Friends In High Places

Finally we come to the last mission I played, the one with the planes. I saved it for last because I’ve never been particularly interested in World War I “Flying Aces” and whatnot. Still, it turned out to be kind of fun to dogfight in Battlefield 1. I can’t even remember the last time I played any kind of aerial fighting game. (The last one I can remember was an Amiga game!) I had to switch to using a controller. I had a hard time handling the vertical stick with a mouse. (I blame the fact that I gave up my “invert mouse” habit some years ago.)

As for historical accuracy, I’m pretty sure no WWI flying planes were equipped with forward-firing rockets of the kind depicted in the game. They had machine guns, and they had bombs, usually dropped by somebody tossing them over the side. Even that meager weaponry was only available later in the war. In the early days, the only weaponry a pilot had was a pistol.

One of the most striking parts of the whole game (for me) happened in the middle of this last mission, when you ditch your plane behind enemy lines. You have to make your way (stealthily) through several German trench lines and then No Man’s Land. That was what I expected to see more of in this game. It was pretty creepy to go through that muddy, blown-up hellscape, at night, especially after all that I’ve read about the conditions of the Western Front. Yuck.

Then, back in London, you’re involved in flying fighter defenses against German Zeppelins and massive bombers. While I was playing, I questioned whether such bombing raids ever took place over London, but it turns out they did. Kind of. Another part of the Great War I hadn’t explored much. (It was a big damn war y’all.)

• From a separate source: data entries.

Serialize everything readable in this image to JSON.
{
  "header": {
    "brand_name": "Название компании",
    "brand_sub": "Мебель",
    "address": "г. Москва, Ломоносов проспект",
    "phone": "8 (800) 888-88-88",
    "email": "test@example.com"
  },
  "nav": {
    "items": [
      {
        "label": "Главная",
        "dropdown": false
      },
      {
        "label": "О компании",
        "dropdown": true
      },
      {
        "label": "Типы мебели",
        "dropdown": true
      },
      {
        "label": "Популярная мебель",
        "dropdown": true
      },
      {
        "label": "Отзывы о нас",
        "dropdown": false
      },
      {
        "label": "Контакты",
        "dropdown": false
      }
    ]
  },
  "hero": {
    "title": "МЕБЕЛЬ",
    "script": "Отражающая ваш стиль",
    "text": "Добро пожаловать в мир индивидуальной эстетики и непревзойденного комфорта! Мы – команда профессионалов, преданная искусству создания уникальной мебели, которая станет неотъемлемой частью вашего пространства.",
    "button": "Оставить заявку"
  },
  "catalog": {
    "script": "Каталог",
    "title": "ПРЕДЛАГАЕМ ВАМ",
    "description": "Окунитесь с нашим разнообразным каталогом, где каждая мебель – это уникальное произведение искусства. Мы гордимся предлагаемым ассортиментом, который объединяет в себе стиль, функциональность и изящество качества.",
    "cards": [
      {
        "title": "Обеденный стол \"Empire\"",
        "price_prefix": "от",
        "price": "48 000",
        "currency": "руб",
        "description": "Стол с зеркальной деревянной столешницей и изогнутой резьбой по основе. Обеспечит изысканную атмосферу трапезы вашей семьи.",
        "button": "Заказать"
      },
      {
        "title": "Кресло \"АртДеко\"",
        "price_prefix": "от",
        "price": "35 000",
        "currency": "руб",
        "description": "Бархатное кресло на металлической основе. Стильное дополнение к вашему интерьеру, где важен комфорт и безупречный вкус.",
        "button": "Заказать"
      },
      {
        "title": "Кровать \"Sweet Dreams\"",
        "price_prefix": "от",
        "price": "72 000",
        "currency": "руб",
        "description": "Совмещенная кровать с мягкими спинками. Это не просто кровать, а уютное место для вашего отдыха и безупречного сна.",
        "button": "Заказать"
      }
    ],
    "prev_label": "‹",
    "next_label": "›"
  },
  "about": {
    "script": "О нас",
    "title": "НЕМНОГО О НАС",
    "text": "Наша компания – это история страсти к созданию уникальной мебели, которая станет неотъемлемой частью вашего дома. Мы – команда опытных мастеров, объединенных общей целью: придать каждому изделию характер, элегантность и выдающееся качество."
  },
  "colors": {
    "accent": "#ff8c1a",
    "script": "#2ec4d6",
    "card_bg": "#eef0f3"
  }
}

I didn’t care for the resolution (or lack thereof) in that story. It was one of those “you have to decide whether you think the protagonist is a good guy or a bad guy because we’re not going to tell you and it could go either way” kind of deals. Sometimes that works as a storytelling device, but it didn’t work for me here.

And that’s about all I have to say about Battlefield 1.

But as a reminder, don’t buy it at full price if you’re only going to play the single-player campaign. And, uh, don’t buy it at all if you want an authentic WWI simulator.